Dans les moments attendus du documentaire, il y aura la question de l’historicité d’Abraham, et surtout celle de son fameux voyage de Babylone en Egypte, via Canaan. Une migration qui se serait déroulée près de 2000 ans avant J.-C., selon certaines interprétations chronologiques fondées sur le récit biblique.

Rigoureusement impossible, répond Israël Finkelstein, qui n’a trouvé aucune trace de migration similaire à cette époque et qui oppose encore la théorie du chameau au récit biblique des patriarches, où cet animal apparaît par troupeaux entiers.

Or l’archéologie révèle que le dromadaire ne fut pas employé comme bête de somme au Proche-Orient avant l’an 1000! On trouve encore, dans l’histoire de Joseph, le récit d’une caravane de chameaux qui transporte de «la gomme adragante, du baume et du laudanum».

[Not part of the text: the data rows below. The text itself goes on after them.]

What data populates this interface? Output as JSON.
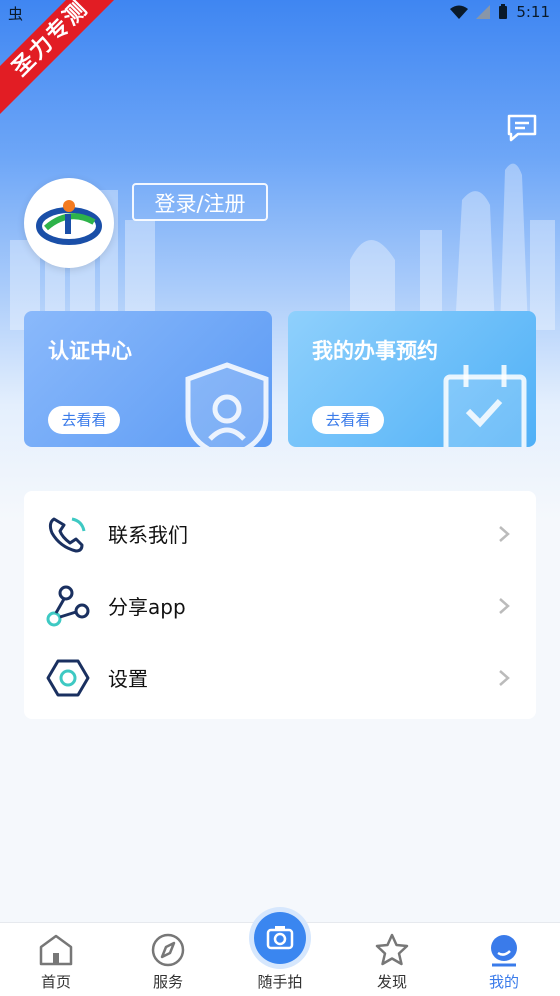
{
  "status_bar": {
    "left_icon": "app-notification-icon",
    "time": "5:11"
  },
  "ribbon": {
    "text": "圣力专测"
  },
  "header": {
    "login_label": "登录/注册",
    "message_icon": "message-icon"
  },
  "cards": [
    {
      "title": "认证中心",
      "button": "去看看",
      "icon": "shield-icon"
    },
    {
      "title": "我的办事预约",
      "button": "去看看",
      "icon": "calendar-icon"
    }
  ],
  "menu": [
    {
      "label": "联系我们",
      "icon": "phone-icon"
    },
    {
      "label": "分享app",
      "icon": "share-icon"
    },
    {
      "label": "设置",
      "icon": "settings-icon"
    }
  ],
  "tabs": [
    {
      "label": "首页",
      "icon": "home-icon"
    },
    {
      "label": "服务",
      "icon": "compass-icon"
    },
    {
      "label": "随手拍",
      "icon": "camera-icon"
    },
    {
      "label": "发现",
      "icon": "star-icon"
    },
    {
      "label": "我的",
      "icon": "profile-icon",
      "active": true
    }
  ],
  "colors": {
    "primary": "#3a7bea",
    "ribbon": "#e21d24"
  }
}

«Cette description correspond au commerce de ces mêmes produits entrepris sous la surveillance des Assyriens entre les VIIIe et VIIe siècles avant J.-C.», ajoute Israël Finkelstein. Et la découverte de nombreux ossements de chameaux confirme que c’est uniquement à cette époque que le chameau commence à faire partie du paysage.

Bref, nous sommes bien loin du récit biblique. Ce qui pousse Israël Finkelstein à imaginer que le récit d’Abraham a été écrit au VIIe siècle plutôt qu’en 2000 avant J.-C. Et qu’il reprend un mythe local.

«En cela, il rejoint plusieurs exégètes pour penser que les patriarches sont plutôt une tradition autochtone à l’origine, ajoute Thomas Römer. La figure d’Abraham est clairement liée au sanctuaire d’Hébron. C’est un peu l’ancêtre des gens du sud, comme Isaac à Bersheva, alors que Jacob aurait plutôt habité dans le nord de la contrée.»

Une figure légendaire

«Ce qui est intéressant dans le récit d’Abraham, c’est que l’on y retrouve la Babylonie, la Judée et l’Egypte, soit les trois endroits où se sont installées des communautés juives au VIe siècle avant J.-C.,à une époque où cette histoire a probablementété réécrite sur la base d’une tradition orale, explique Thomas Römer.

Ainsi, Abraham devient l’ancêtre non seulement du peuple juif, puisqu’il est aussi l’ancêtre d’Ismaël, qui est à l’origine des tribus arabes, d’où son importance dans le Coran. Mais Abraham est également, dès le départ, une sorte d’ancêtre œcuménique à l’intérieur du judaïsme, puisqu’il regroupe tous les endroits de présence juive.» Toutefois, sa valeur symbolique ne suffit pas à prouver son existence.

«On peut toujours faire des rapprochements, mais cela ne permet pas de retrouver Abraham, le personnage historique. Je crois que la plupart des exégètes, à part ceux qui mènent un combat d’arrière-garde perdu d’avance, doivent admettre qu’il s’agit d’une figure légendaire, ce qui n’enlève rien à sa valeur spirituelle», conclut le professeur lausannois.

Moïse également amoindri

Comme celle d’Abraham, la figure de Moïse pose de nombreux problèmes historiques.«On ne peut pas prendre à la lettre un exode tel qu’il est décrit dans la Bible, avec 400’000 hommes qui partent d’Egypte accompagnés de leurs femmes et de leurs enfants, analyse Thomas Römer. Une telle migration aurait forcément laissé des traces dans les textes égyptiens.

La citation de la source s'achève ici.